Le luci si spengono sulla 64°edizione del festival di Cannes con grande dispiacere perchè la vita festivaliera è una forza senza eguali che si può vivere come un sogno. La kermesse di quest’anno ha avuto un epilogo tutto sommato equo e restituisce quella qualità mancata per molti versi l’anno passato. Qualcuno potrà avere rammarichi per questa o altra preferenza ma è indubbio che la Palma d’Oro assegnata a
The Tree of Life di Terrence Malick sa mettere d’accordo tutti in un film veramente da grande festival per la sua originalità di linguaggio che ha prodotto equilibrio nell’economia di un racconto narrativo e allegorico.

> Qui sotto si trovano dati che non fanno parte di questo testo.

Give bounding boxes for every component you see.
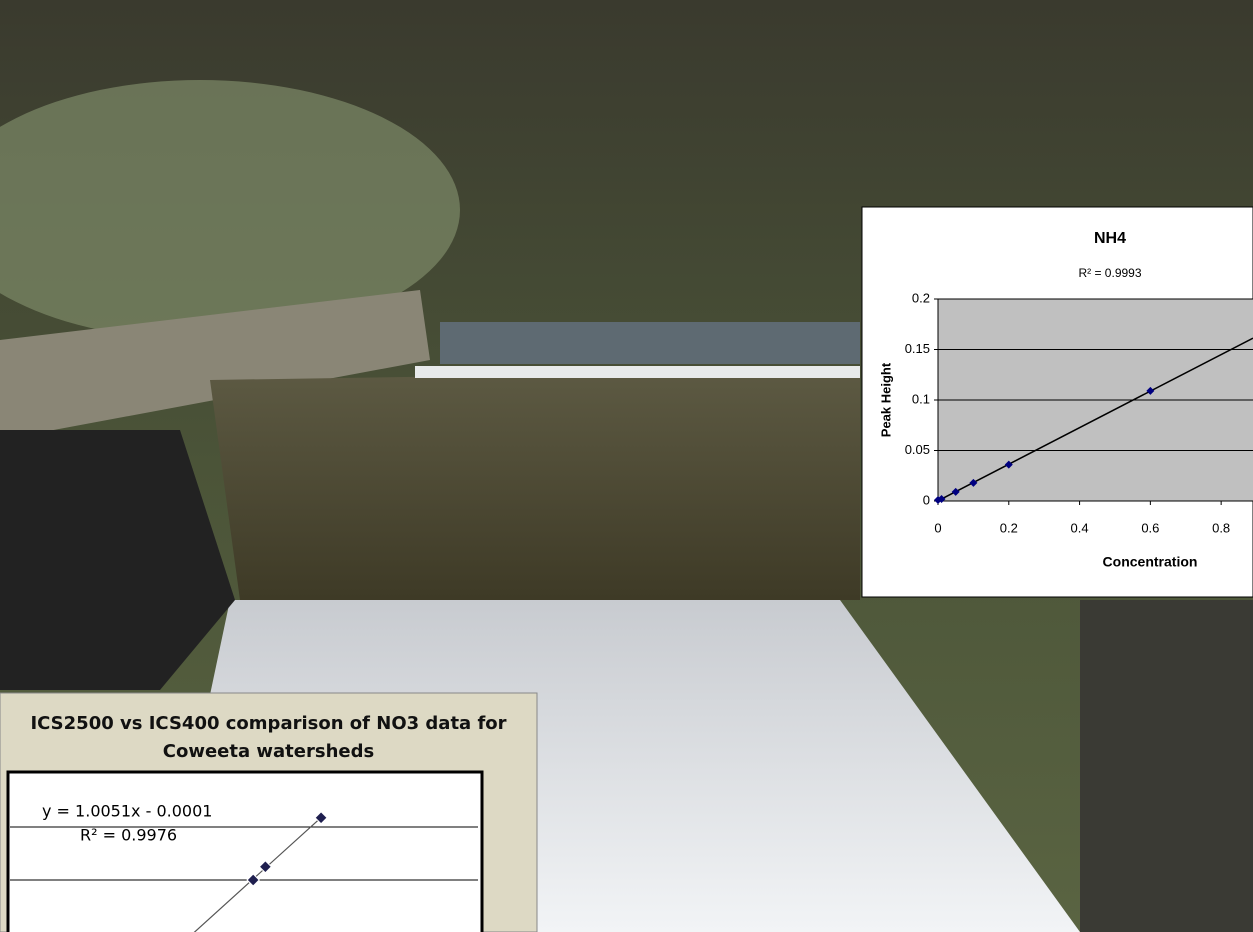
chart-title: ICS2500 vs ICS400 comparison of NO3 data… xyxy=(0,710,537,766)
y-tick-label: 0.1 xyxy=(912,391,930,406)
plot-area xyxy=(8,772,482,932)
y-tick-label: 0.2 xyxy=(912,290,930,305)
photo-pool xyxy=(210,370,860,600)
x-tick-label: 0.4 xyxy=(1071,520,1089,535)
x-axis-label: Concentration xyxy=(1103,554,1198,570)
scene: NH4 R² = 0.9993 Concentration Peak Heigh… xyxy=(0,0,1253,932)
chart-title: NH4 xyxy=(1094,230,1126,247)
chart-subtitle: R² = 0.9993 xyxy=(1078,266,1141,280)
photo-bank xyxy=(1080,600,1253,932)
y-tick-label: 0 xyxy=(923,492,930,507)
x-tick-label: 0.8 xyxy=(1212,520,1230,535)
y-tick-label: 0.15 xyxy=(905,341,930,356)
y-tick-label: 0.05 xyxy=(905,442,930,457)
x-tick-label: 0.2 xyxy=(1000,520,1018,535)
x-tick-label: 0 xyxy=(934,520,941,535)
annotation: R² = 0.9976 xyxy=(80,826,177,845)
page: NH4 R² = 0.9993 Concentration Peak Heigh… xyxy=(0,0,1253,932)
photo-weir xyxy=(440,322,860,364)
x-tick-label: 0.6 xyxy=(1141,520,1159,535)
y-axis-label: Peak Height xyxy=(878,362,893,437)
annotation: y = 1.0051x - 0.0001 xyxy=(42,802,212,821)
photo-foam xyxy=(415,366,860,378)
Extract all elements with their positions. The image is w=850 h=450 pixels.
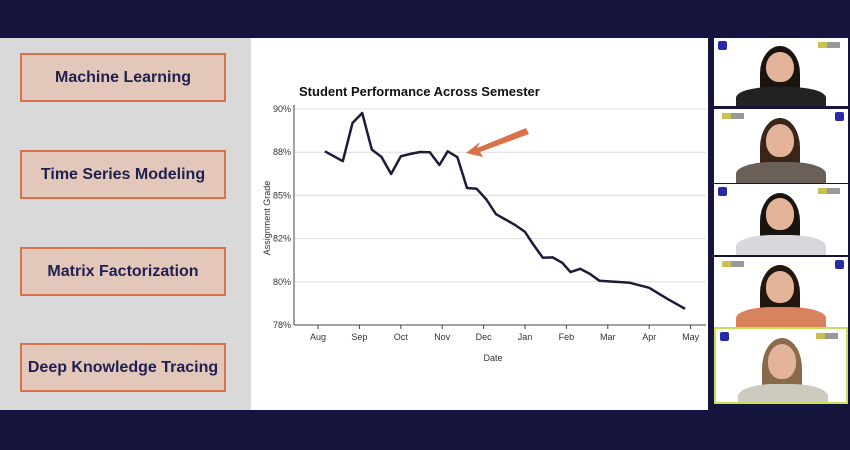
y-tick-label: 80%: [273, 277, 291, 287]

Palma d'Oro a 'The Tree of Life'
Il Gran Premio della Giuria se lo aggiudicano ex-aequo
Bir Zamanlar Anadolu'da di Nuri Bilge Ceylan,una produzione turca che racconta la metafora di un viaggio nella steppa e
Il ragazzo con la bicicletta di Jean-Pierre et Luc Dardenne,film intimo e psicologico sull’infanzia,piuttosto forte nei contrasti da ricordare il primo Truffaut. La migliore regia è prerogativa del danese Nicolas Winding Refn(già in evidenza per
Bronson)che con
Drive ha saputo metter in scena un thriller notturno e inquietante interpretato da Ryan Gosling. In quello per la sceneggiatura si è imposto l’israeliano
Hearat Shulayim di Joseph Cedar dove padre e figlio si confrontano con le loro differenze nella Gerusalemme odierna. I premi per le interpretazioni vanno alla statunitense Kirsten Dunst nel sorprendente
Melancholia di Lars Von Trier mentre quello maschile è appannaggio del francese Jean Dujardin,protagonista dell’originale
The Artist diretto dal connazionale Michel Hazanavicius.

Kirsten Dunst
Ancora Francia nel Premio della Giuria attribuito a
Polisse,terzo lavoro da regista dell’attrice Maïwenn. Torna alla vittoria con Malick il cinema americano a Cannes dopo l’ultima Palma vinta nel 2004 da
Fahrenheit 9/11 di Michael Moore e tutto sommato lascia tendenzialmente un’immagine positiva e felice della cinematografia a stelle e strisce. Nel complesso risulterà quella più premiata se includiamo oltre
The Tree of Life e la performance di Kirsten Dunst,il riconoscimento alla regia per
Drive che risulta di fatto una produzione made in Usa. L’affermazione ha suscitato code polemiche in occasione di un pubblico dibattito coinvolgendo nientemeno che Thierry Fremaux,direttore artistico del festival. Una domanda apparentemente curiosa si rivelerà insidiosa nel momento in cui tira in ballo interessanti presupposti culturali; Gli viene chiesto perché nella selezione ufficiale era presente soltanto un titolo di produzione americana. Il rappresentante festivaliero,fuori da ogni diplomazia ed in netta contraddizione con i verdetti,afferma che la cinematografia d’oltreoceano è ancorata ad un lavoro di serie molto adatto per le esigenze dei multiplex,ma ancora distante dalle tipicità del festival dove è primario il compito di ricerca e la scoperta del film come prototipo. Quando poi si rilegge con ragionamento il senso di una premiazione scopri che il cinema americano oltre ad aver vinto la Palma d’Oro con un vero prototipo,ha fornito il suo eccellente background a pellicole ed artisti europei gratificati anch’essi dai premi.

Thierry Fremaux
Nella dichiarazione di Fremaux cè un dogma datato e fin troppo parziale che a tutt’oggi non assolve una concezione credibile del panorama cinematografico. Oggi il cinema americano o,che dir si voglia,chiamato genericamente Hollywoodiano raggiunge una completezza esemplare riuscendo a produrre cinema di intrattenimento e d’autore e spesso anche tutti due insieme. L’individuo è sempre al centro delle sue attenzioni sensibilizzandone lo sguardo nei più vasti assetti sociali,tutto ciò esiste sia nel cinema
entertainment come in quello che ha nell’anima una sua originale diversità. Questo significa fare comunicazione moderna contemplando una coscienza di opinione pubblica ma nasce proprio da quel contatto quotidiano con il pubblico dei cinema,dei multiplex che Fremaux vuole snobbare. Una produzione non è mai imposta,vive anche di simbiosi con chi è seduto in poltrona interagendo con la sua cultura,così oggi un film riesce a parlare a tanti segmenti di spettatori. La globalità ancor maggiore che in passato raggiunta dalle pellicole statunitensi non è un caso,né tantomeno riferibile all’unica preminenza di politiche del marketing. Il segreto del suo successo sta anche nel saper usare codici universali che intravedono una profondità oltre i linguaggi locali.